RALEIGH, N.C. _ Not that anyone was really looking for Sebastian Aho to find another gear, but it turns out he might actually have one.
As good as Aho has been this season, as good as he has been in 2019, this was different. Playing the Hurricanes' Western Conference doppleganger, a team that like them has somehow come back from the playoff dead to storm up the standings, Aho _ and his linemates _ practically dragged the Hurricanes to a 5-2 victory over the St. Louis Blues on Friday.
From their opening shifts, the trio of Aho, Nino Niederreiter and Justin Williams were by far the best players on the ice, and were they ever rewarded. They pinned the Blues into their own end early to set the tone, then figured on all three goals _ Williams with a ripped shot from the top of the left circle, Niederreiter with a pass to set up Justin Faulk at the blue line, Aho with a stunning individual play to steal the puck from Blues goalie Jake Allen and score a short-handed wraparound.
Aho, who scored his first goal in eight games last time out against the Los Angeles Kings, drove the play all night. The Blues, not exactly short of firepower themselves, never could find an answer. It was the kind of take-no-prisoners individual performance which Aho has shown here and there, but perhaps never with such leverage at such a pivotal moment.

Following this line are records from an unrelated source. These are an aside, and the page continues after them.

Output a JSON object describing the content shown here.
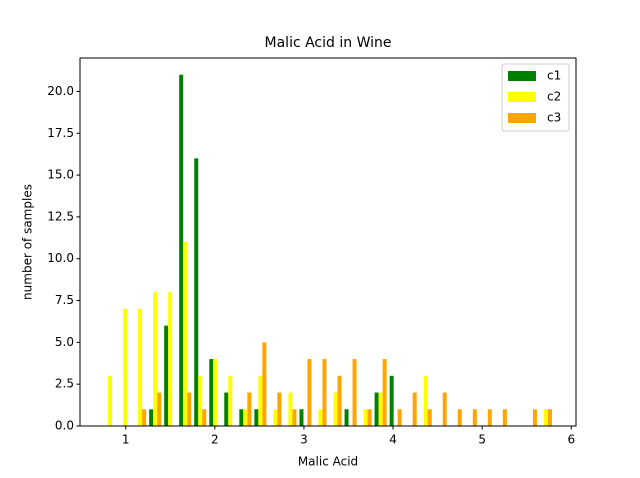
{
  "chart_data": {
    "type": "histogram",
    "title": "Malic Acid in Wine",
    "x_label": "Malic Acid",
    "y_label": "number of samples",
    "bins": [
      0.74,
      0.909,
      1.077,
      1.246,
      1.415,
      1.583,
      1.752,
      1.921,
      2.089,
      2.258,
      2.427,
      2.595,
      2.764,
      2.933,
      3.101,
      3.27,
      3.439,
      3.607,
      3.776,
      3.945,
      4.113,
      4.282,
      4.451,
      4.619,
      4.788,
      4.957,
      5.125,
      5.294,
      5.463,
      5.631,
      5.8
    ],
    "series": [
      {
        "name": "c1",
        "color": "#008000",
        "values": [
          0,
          0,
          0,
          1,
          6,
          21,
          16,
          4,
          2,
          1,
          1,
          0,
          0,
          1,
          0,
          0,
          1,
          0,
          2,
          3,
          0,
          0,
          0,
          0,
          0,
          0,
          0,
          0,
          0,
          0
        ]
      },
      {
        "name": "c2",
        "color": "#ffff00",
        "values": [
          3,
          7,
          7,
          8,
          8,
          11,
          3,
          4,
          3,
          1,
          3,
          1,
          2,
          0,
          1,
          2,
          0,
          1,
          2,
          0,
          0,
          3,
          0,
          0,
          0,
          0,
          0,
          0,
          0,
          1
        ]
      },
      {
        "name": "c3",
        "color": "#ffa500",
        "values": [
          0,
          0,
          1,
          2,
          0,
          2,
          1,
          0,
          0,
          2,
          5,
          2,
          1,
          4,
          4,
          3,
          4,
          1,
          4,
          1,
          2,
          1,
          2,
          1,
          1,
          1,
          1,
          0,
          1,
          1
        ]
      }
    ],
    "xlim": [
      0.487,
      6.053
    ],
    "xticks": [
      1,
      2,
      3,
      4,
      5,
      6
    ],
    "ylim": [
      0,
      22
    ],
    "yticks": [
      {
        "value": 0,
        "label": "0.0"
      },
      {
        "value": 2.5,
        "label": "2.5"
      },
      {
        "value": 5,
        "label": "5.0"
      },
      {
        "value": 7.5,
        "label": "7.5"
      },
      {
        "value": 10,
        "label": "10.0"
      },
      {
        "value": 12.5,
        "label": "12.5"
      },
      {
        "value": 15,
        "label": "15.0"
      },
      {
        "value": 17.5,
        "label": "17.5"
      },
      {
        "value": 20,
        "label": "20.0"
      }
    ],
    "legend": "upper right"
  }
}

With the Hurricanes in the most tenuous of playoff positions, controlling their destiny but with no margin for error, the Blues were the first of a series of formidable opponents ahead: at the Florida Panthers tomorrow, at the Boston Bruins (in Hartford Whalers gear) on Tuesday, Paul Maurice and the Winnipeg Jets here on Friday, followed by a Nashville-Colorado-Columbus road swing.

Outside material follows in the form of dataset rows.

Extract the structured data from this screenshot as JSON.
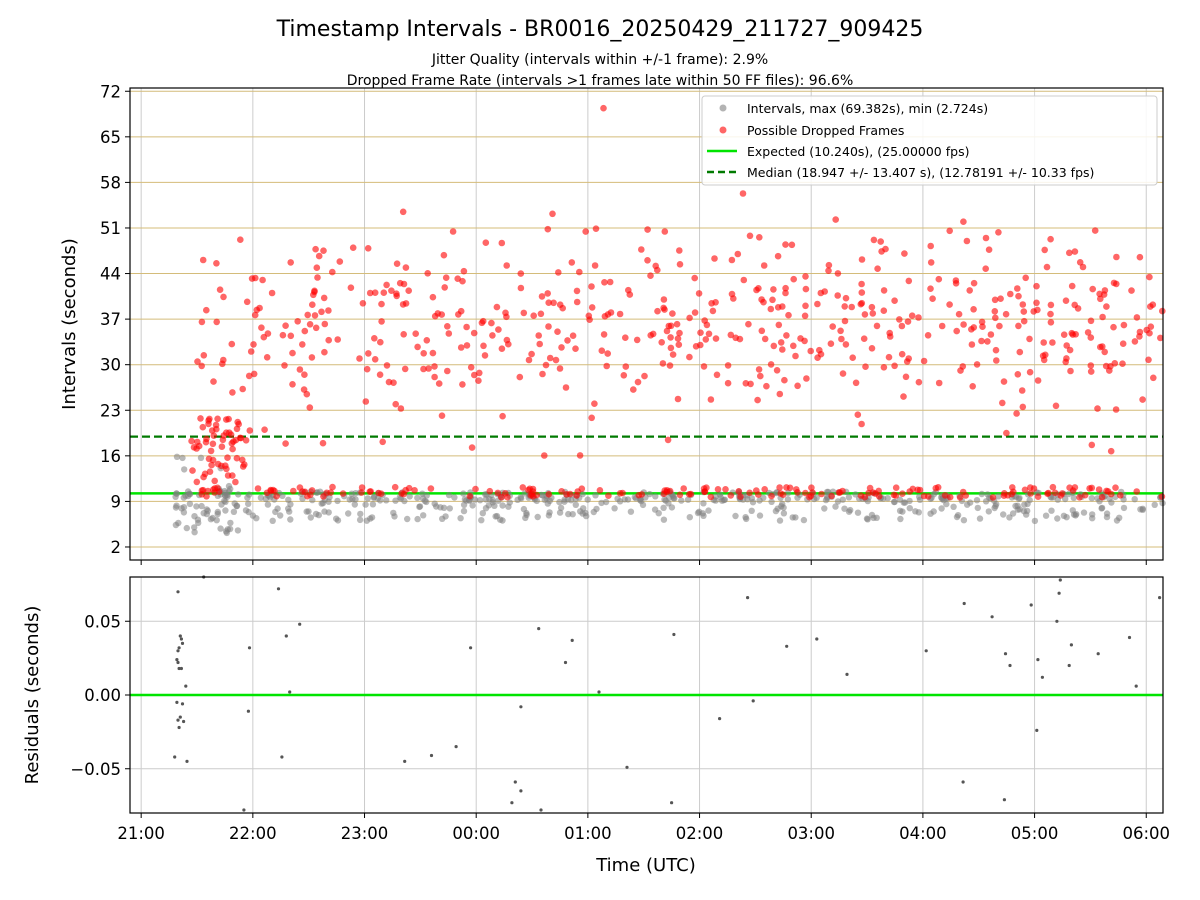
{
  "title": "Timestamp Intervals - BR0016_20250429_211727_909425",
  "subtitle_1": "Jitter Quality (intervals within +/-1 frame): 2.9%",
  "subtitle_2": "Dropped Frame Rate (intervals >1 frames late within 50 FF files): 96.6%",
  "colors": {
    "intervals": "#808080",
    "dropped": "#ff0000",
    "expected": "#00e400",
    "median": "#007a00",
    "hgrid": "#d4bc7a",
    "vgrid": "#cccccc",
    "residual_points": "#555555"
  },
  "chart_data": [
    {
      "type": "scatter",
      "ylabel": "Intervals (seconds)",
      "x_unit": "hours after 21:00 UTC",
      "xlim": [
        -0.1,
        9.15
      ],
      "ylim": [
        0.0,
        72.5
      ],
      "yticks": [
        2,
        9,
        16,
        23,
        30,
        37,
        44,
        51,
        58,
        65,
        72
      ],
      "hgrid": true,
      "vgrid": true,
      "legend_position": "top-right",
      "legend": [
        "Intervals, max (69.382s), min (2.724s)",
        "Possible Dropped Frames",
        "Expected (10.240s), (25.00000 fps)",
        "Median (18.947 +/- 13.407 s), (12.78191 +/- 10.33 fps)"
      ],
      "expected_value": 10.24,
      "median_value": 18.947,
      "time_range_hours": [
        0.3,
        9.15
      ],
      "series_estimates": {
        "intervals": {
          "y_min": 2.724,
          "y_max": 69.382,
          "typical_range": [
            6,
            10.5
          ]
        },
        "dropped": {
          "y_range": [
            10,
            69.4
          ],
          "typical_range": [
            20,
            50
          ]
        }
      }
    },
    {
      "type": "scatter",
      "xlabel": "Time (UTC)",
      "ylabel": "Residuals (seconds)",
      "xlim": [
        -0.1,
        9.15
      ],
      "ylim": [
        -0.08,
        0.08
      ],
      "yticks": [
        -0.05,
        0.0,
        0.05
      ],
      "ytick_labels": [
        "−0.05",
        "0.00",
        "0.05"
      ],
      "xticks": [
        0,
        1,
        2,
        3,
        4,
        5,
        6,
        7,
        8,
        9
      ],
      "xtick_labels": [
        "21:00",
        "22:00",
        "23:00",
        "00:00",
        "01:00",
        "02:00",
        "03:00",
        "04:00",
        "05:00",
        "06:00"
      ],
      "grid": true,
      "reference_line": 0.0,
      "points": [
        [
          0.33,
          0.07
        ],
        [
          0.35,
          0.04
        ],
        [
          0.36,
          0.038
        ],
        [
          0.34,
          0.032
        ],
        [
          0.37,
          0.035
        ],
        [
          0.33,
          0.03
        ],
        [
          0.32,
          0.024
        ],
        [
          0.34,
          0.018
        ],
        [
          0.36,
          0.018
        ],
        [
          0.33,
          0.022
        ],
        [
          0.4,
          0.006
        ],
        [
          0.32,
          -0.005
        ],
        [
          0.33,
          -0.017
        ],
        [
          0.35,
          -0.015
        ],
        [
          0.34,
          -0.022
        ],
        [
          0.37,
          -0.006
        ],
        [
          0.38,
          -0.018
        ],
        [
          0.41,
          -0.045
        ],
        [
          0.3,
          -0.042
        ],
        [
          0.56,
          0.08
        ],
        [
          0.92,
          -0.078
        ],
        [
          0.97,
          0.032
        ],
        [
          0.96,
          -0.011
        ],
        [
          1.23,
          0.072
        ],
        [
          1.3,
          0.04
        ],
        [
          1.33,
          0.002
        ],
        [
          1.42,
          0.048
        ],
        [
          1.26,
          -0.042
        ],
        [
          2.36,
          -0.045
        ],
        [
          2.6,
          -0.041
        ],
        [
          2.82,
          -0.035
        ],
        [
          2.95,
          0.032
        ],
        [
          3.32,
          -0.073
        ],
        [
          3.35,
          -0.059
        ],
        [
          3.4,
          -0.065
        ],
        [
          3.4,
          -0.008
        ],
        [
          3.58,
          -0.078
        ],
        [
          3.56,
          0.045
        ],
        [
          3.8,
          0.022
        ],
        [
          3.86,
          0.037
        ],
        [
          4.1,
          0.002
        ],
        [
          4.35,
          -0.049
        ],
        [
          4.77,
          0.041
        ],
        [
          4.75,
          -0.073
        ],
        [
          5.18,
          -0.016
        ],
        [
          5.43,
          0.066
        ],
        [
          5.48,
          -0.004
        ],
        [
          5.78,
          0.033
        ],
        [
          6.05,
          0.038
        ],
        [
          6.32,
          0.014
        ],
        [
          7.03,
          0.03
        ],
        [
          7.37,
          0.062
        ],
        [
          7.36,
          -0.059
        ],
        [
          7.62,
          0.053
        ],
        [
          7.74,
          0.028
        ],
        [
          7.78,
          0.02
        ],
        [
          7.73,
          -0.071
        ],
        [
          7.97,
          0.061
        ],
        [
          8.03,
          0.024
        ],
        [
          8.07,
          0.012
        ],
        [
          8.02,
          -0.024
        ],
        [
          8.23,
          0.078
        ],
        [
          8.22,
          0.069
        ],
        [
          8.2,
          0.05
        ],
        [
          8.31,
          0.02
        ],
        [
          8.33,
          0.034
        ],
        [
          8.57,
          0.028
        ],
        [
          8.85,
          0.039
        ],
        [
          8.91,
          0.006
        ],
        [
          9.12,
          0.066
        ]
      ]
    }
  ]
}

The Blues came in with the same 34-23-6 record as the Hurricanes, having rescued their season with a similarly strong 2019 to the Hurricanes, who are now 19-6-1 in the new year. Aho, obviously, has been a massive part of that, with 33 points in 26 games. So has Niederreiter since his Jan. 18 debut after arriving in the highway-robbery trade for Victor Rask, with 17 points in 18 games. With Williams closing in on his seventh 20-goal season, that line led the way on a night the Hurricanes lacked Calvin de Haan.
The Hurricanes also got a solid night in net from Curtis McElhinney and a triumphant insurance goal from Jordan Staal, his fifth point in three games since returning from a prolonged absence with a concussion _ and first goal since Nov. 1 _ while Andrei Svechnikov's empty-netter was his first goal in nine games.

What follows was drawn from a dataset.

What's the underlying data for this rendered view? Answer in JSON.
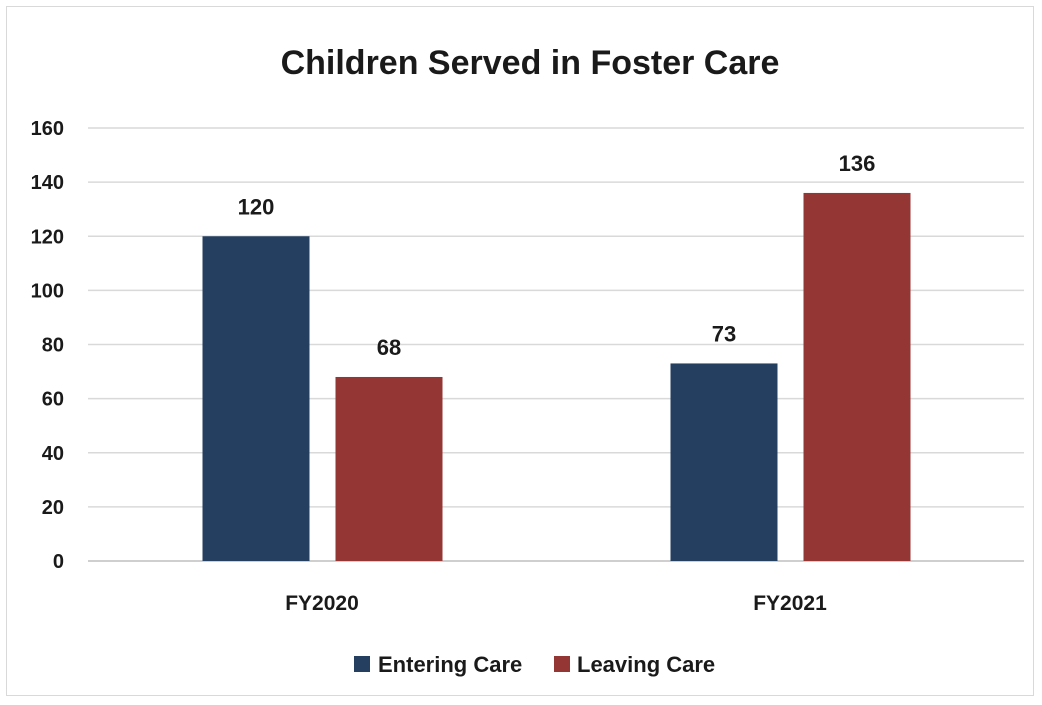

To this point, Aho has been that rare player who delivers on expectations almost to the letter. Everything that was promised when he was in Finland has come to reality. His transition to North American hockey was smooth. He became an impact player as a sophomore. He has blossomed into a star this season. All as planned.
The question now, and no one has the answer, is where he goes from here. How much more does he have to offer? What is there inside Aho that no one has seen yet? If Friday is any indication, there is still unexplored potential there, a frightening thought considering just how good he has been this season _ and just how much money he has made for himself by deciding to bet on himself and play out the season instead of signing an extension over the summer.
There are going to be a lot of zeroes on that check.